Look: Big Al is more famously known as Alfred the Great, the first King of England, who repelled the Viking invasions of the 9th century and united the Anglo-Saxon kingdoms, paving the way for the future British Empire.

The sculptor who built this statue surreptitiously removed the diarrhea dribbling down Big Al's leg.

3 comments:

Anonymous said...

This is HI-larious. I do wish you'd put in a picture of The Hamburgler though.

You really are becoming a master at using biting satire to drive home your point. "A convict is a person who was born poor," is a great example of this.

I know I say this all the time, but I really do wish you would do more posts like this.

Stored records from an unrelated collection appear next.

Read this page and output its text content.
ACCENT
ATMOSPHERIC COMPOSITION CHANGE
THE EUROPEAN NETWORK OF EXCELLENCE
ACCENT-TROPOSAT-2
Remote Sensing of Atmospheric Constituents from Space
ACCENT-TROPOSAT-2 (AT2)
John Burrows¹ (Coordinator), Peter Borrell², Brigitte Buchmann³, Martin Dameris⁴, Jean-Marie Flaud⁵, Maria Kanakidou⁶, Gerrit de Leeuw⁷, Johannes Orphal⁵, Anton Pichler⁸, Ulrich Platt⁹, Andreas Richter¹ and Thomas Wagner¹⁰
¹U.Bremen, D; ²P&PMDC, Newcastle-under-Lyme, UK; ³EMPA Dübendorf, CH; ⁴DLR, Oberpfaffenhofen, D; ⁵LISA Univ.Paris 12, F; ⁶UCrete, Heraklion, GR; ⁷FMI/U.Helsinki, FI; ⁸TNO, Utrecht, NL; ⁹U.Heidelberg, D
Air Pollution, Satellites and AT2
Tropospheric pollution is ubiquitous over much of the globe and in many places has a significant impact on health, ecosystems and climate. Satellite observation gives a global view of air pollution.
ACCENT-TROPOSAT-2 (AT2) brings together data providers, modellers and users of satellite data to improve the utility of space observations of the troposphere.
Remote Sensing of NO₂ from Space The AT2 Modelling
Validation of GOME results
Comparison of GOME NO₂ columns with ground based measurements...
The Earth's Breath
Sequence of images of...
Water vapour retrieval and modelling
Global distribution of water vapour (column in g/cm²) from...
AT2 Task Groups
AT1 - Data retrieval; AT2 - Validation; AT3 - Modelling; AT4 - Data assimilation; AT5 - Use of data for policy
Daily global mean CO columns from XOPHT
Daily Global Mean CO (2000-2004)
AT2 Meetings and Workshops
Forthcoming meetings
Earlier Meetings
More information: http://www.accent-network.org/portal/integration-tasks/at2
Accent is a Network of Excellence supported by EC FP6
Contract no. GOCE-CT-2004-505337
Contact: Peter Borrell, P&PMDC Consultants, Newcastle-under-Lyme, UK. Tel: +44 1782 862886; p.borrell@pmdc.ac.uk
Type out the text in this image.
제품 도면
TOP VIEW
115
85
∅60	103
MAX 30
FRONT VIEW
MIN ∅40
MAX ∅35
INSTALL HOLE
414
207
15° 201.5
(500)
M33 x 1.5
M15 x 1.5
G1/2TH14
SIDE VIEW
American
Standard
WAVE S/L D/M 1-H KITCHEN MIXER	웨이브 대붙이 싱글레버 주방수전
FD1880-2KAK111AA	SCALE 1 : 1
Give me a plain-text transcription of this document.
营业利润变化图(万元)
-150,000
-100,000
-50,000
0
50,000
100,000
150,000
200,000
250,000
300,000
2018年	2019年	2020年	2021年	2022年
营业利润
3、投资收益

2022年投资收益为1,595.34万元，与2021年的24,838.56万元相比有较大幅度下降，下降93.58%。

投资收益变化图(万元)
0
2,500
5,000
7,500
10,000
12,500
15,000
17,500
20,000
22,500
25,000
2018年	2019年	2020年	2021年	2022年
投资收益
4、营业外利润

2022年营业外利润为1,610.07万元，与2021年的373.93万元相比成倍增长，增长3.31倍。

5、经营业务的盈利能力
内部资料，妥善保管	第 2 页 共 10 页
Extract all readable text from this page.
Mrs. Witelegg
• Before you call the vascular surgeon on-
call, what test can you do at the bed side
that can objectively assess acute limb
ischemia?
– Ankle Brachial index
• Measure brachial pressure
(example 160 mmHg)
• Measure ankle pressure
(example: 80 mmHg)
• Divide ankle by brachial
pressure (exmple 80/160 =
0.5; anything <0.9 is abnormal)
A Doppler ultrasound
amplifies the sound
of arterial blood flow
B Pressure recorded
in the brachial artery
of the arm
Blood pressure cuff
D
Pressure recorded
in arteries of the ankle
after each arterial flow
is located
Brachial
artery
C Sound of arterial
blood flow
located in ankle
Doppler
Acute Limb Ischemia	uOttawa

Maybe next time you can work in a dig on old Mitch's douche bag buddy, John. This poorly represented resident of Ohio's 8th District would sure get a kick out of it.

Scott said...

Thanks for the encouragement. I actually thought this was a rather weak effort, but I'm glad you liked it. The pictures help, of course.

Anonymous said...

This is a bit of a generalization because I'd have to go back and read the previous posts to verify, but I think that the posts in this style that I like the most are generally the ones you feel the least confident about. Ones that don't necessarily meet the very high notes for me (not to say they aren't all good!!!) are the ones you seem to feel more confident about. Interesting, no?

And yes, I think pictures add a lot to any blog. I'm subscribed to more blogs than you could even imagine through my Google Reader and the visual is uber-important to me when reading through. You'll notice my blog posts have def gotten more picture heavy. It's not laziness. I really feel it adds something.